The Oklahoma Eagle Newswire
Sen. Lankford and Sen. Booker put Historic Greenwood district on the path to federal recognition 102 years after the Tulsa Race Massacre
Members of the US Senate introduced legislation today to designate “Historic Greenwood/Black Wall Street” as a new national monument. The introduction marks a significant milestone in the movement to preserve the legacy of the storied district, which served as a beacon of African-American entrepreneurship and prosperity before its destruction during the 1921 Tulsa Race Massacre.
Senator James Lankford of Oklahoma and Senator Cory Booker of New Jersey are the bill’s co-sponsors. The legislation is championed by the Historic Greenwood/Black Wall Street Coalition, composed of more than 11 Tulsa-based nonprofit organizations.
Members of the House of Representatives are expected to introduce a companion bill when the chamber reconvenes in 2024.
“I commend the senators’ work to ensure that Black Wall Street gets its overdue recognition as a community that is integral to America’s unfinished story,” said Tiffany Crutcher, executive director of the Terence Crutcher Foundation and descendant of a Tulsa Race Massacre survivor. “The bill’s introduction in the Senate, and hopefully soon in the House, gets the nation closer to acknowledging the truth – that this is sacred ground, blood was shed here, and justice has continually been denied. It is my hope that a national monument will inspire the country to rebuild a future Greenwood that is full of possibilities for generations to come.”
“National Monument designation for Greenwood/Black Wall Street represents a Black experience of creativity, entrepreneurship, tragedy, perseverance, triumph, and community,” said Reuben Gant, executive director of the John Hope Franklin Center. “We must recognize memory as an aspect of coming to terms with the past by facing all aspects of American history; stories of great cruelty, and of great courage.”
“As District 1 City Councilor, representing the area where Greenwood and Black Wall Street reside, I take immense pride in the significant step towards federal recognition for Historic Greenwood district by Senators Lankford and Booker, 102 years post the Tulsa Race Massacre,” said Vanessa Hall-Harper, Tulsa City Councilor. “While this overdue acknowledgment is a positive stride for our nation, it doesn’t diminish the profound impact of the 1921 Tulsa Massacre. Instead, it crystallizes both the horrific moment in our history and the eras before and after. Many thanks to all of the advocates who have fought for this recognition for decades as well as the grassroots coalition who worked tirelessly the last three years.”
The Historic Greenwood District of Tulsa, known as Black Wall Street, was once a thriving metropolis of Black wealth and one of the most affluent African American communities during Jim Crow, comprised of Black-owned buildings, businesses, grocery stores, libraries and more. The community served as a successful model for Black economic success in segregated cities.

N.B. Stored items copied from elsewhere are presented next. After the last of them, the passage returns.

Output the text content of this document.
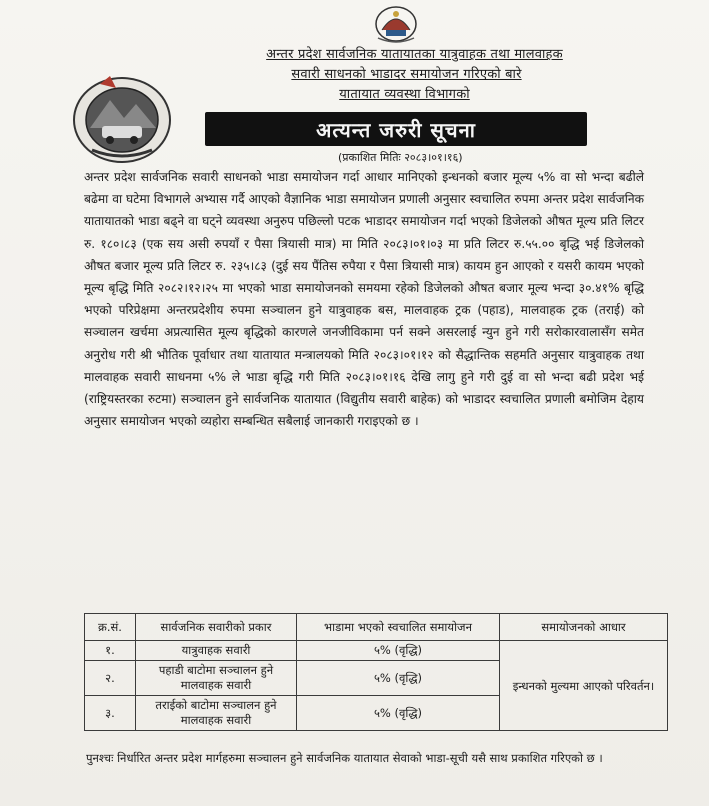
अन्तर प्रदेश सार्वजनिक यातायातका यात्रुवाहक तथा मालवाहक
सवारी साधनको भाडादर समायोजन गरिएको बारे
यातायात व्यवस्था विभागको
अत्यन्त जरुरी सूचना
(प्रकाशित मितिः २०८३।०१।१६)
अन्तर प्रदेश सार्वजनिक सवारी साधनको भाडा समायोजन गर्दा आधार मानिएको इन्धनको बजार मूल्य ५% वा सो भन्दा बढीले बढेमा वा घटेमा विभागले अभ्यास गर्दै आएको वैज्ञानिक भाडा समायोजन प्रणाली अनुसार स्वचालित रुपमा अन्तर प्रदेश सार्वजनिक यातायातको भाडा बढ्ने वा घट्ने व्यवस्था अनुरुप पछिल्लो पटक भाडादर समायोजन गर्दा भएको डिजेलको औषत मूल्य प्रति लिटर रु. १८०।८३ (एक सय असी रुपयाँ र पैसा त्रियासी मात्र) मा मिति २०८३।०१।०३ मा प्रति लिटर रु.५५.०० बृद्धि भई डिजेलको औषत बजार मूल्य प्रति लिटर रु. २३५।८३ (दुई सय पैंतिस रुपैया र पैसा त्रियासी मात्र) कायम हुन आएको र यसरी कायम भएको मूल्य बृद्धि मिति २०८२।१२।२५ मा भएको भाडा समायोजनको समयमा रहेको डिजेलको औषत बजार मूल्य भन्दा ३०.४१% बृद्धि भएको परिप्रेक्षमा अन्तरप्रदेशीय रुपमा सञ्चालन हुने यात्रुवाहक बस, मालवाहक ट्रक (पहाड), मालवाहक ट्रक (तराई) को सञ्चालन खर्चमा अप्रत्यासित मूल्य बृद्धिको कारणले जनजीविकामा पर्न सक्ने असरलाई न्युन हुने गरी सरोकारवालासँग समेत अनुरोध गरी श्री भौतिक पूर्वाधार तथा यातायात मन्त्रालयको मिति २०८३।०१।१२ को सैद्धान्तिक सहमति अनुसार यात्रुवाहक तथा मालवाहक सवारी साधनमा ५% ले भाडा बृद्धि गरी मिति २०८३।०१।१६ देखि लागु हुने गरी दुई वा सो भन्दा बढी प्रदेश भई (राष्ट्रियस्तरका रुटमा) सञ्चालन हुने सार्वजनिक यातायात (विद्युतीय सवारी बाहेक) को भाडादर स्वचालित प्रणाली बमोजिम देहाय अनुसार समायोजन भएको व्यहोरा सम्बन्धित सबैलाई जानकारी गराइएको छ ।
क्र.सं.	सार्वजनिक सवारीको प्रकार	भाडामा भएको स्वचालित समायोजन	समायोजनको आधार
१.	यात्रुवाहक सवारी	५% (वृद्धि)	इन्धनको मुल्यमा आएको परिवर्तन।
२.	पहाडी बाटोमा सञ्चालन हुने मालवाहक सवारी	५% (वृद्धि)	
३.	तराईको बाटोमा सञ्चालन हुने मालवाहक सवारी	५% (वृद्धि)	
पुनश्चः निर्धारित अन्तर प्रदेश मार्गहरुमा सञ्चालन हुने सार्वजनिक यातायात सेवाको भाडा-सूची यसै साथ प्रकाशित गरिएको छ ।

Starting on the evening of May 31, an angry white mob descended on the neighborhood, murdering more than 300 Black people and razing 35 to 40 square blocks to the ground. The community’s decimation, known as the Tulsa Race Massacre of 1921, is considered one of the worst acts of racial violence in US history.
The Historic Greenwood/Black Wall Street Coalition is seeking to unite all Americans in its national campaign to create the Historic Greenwood/Black Wall Street national monument. In addition to the legislative pathway, the coalition has asked President Joe Biden – who in 2021 became the first sitting US president to publicly acknowledge the massacre – to use his authority under the Antiquities Act as an alternative pathway to secure the designation.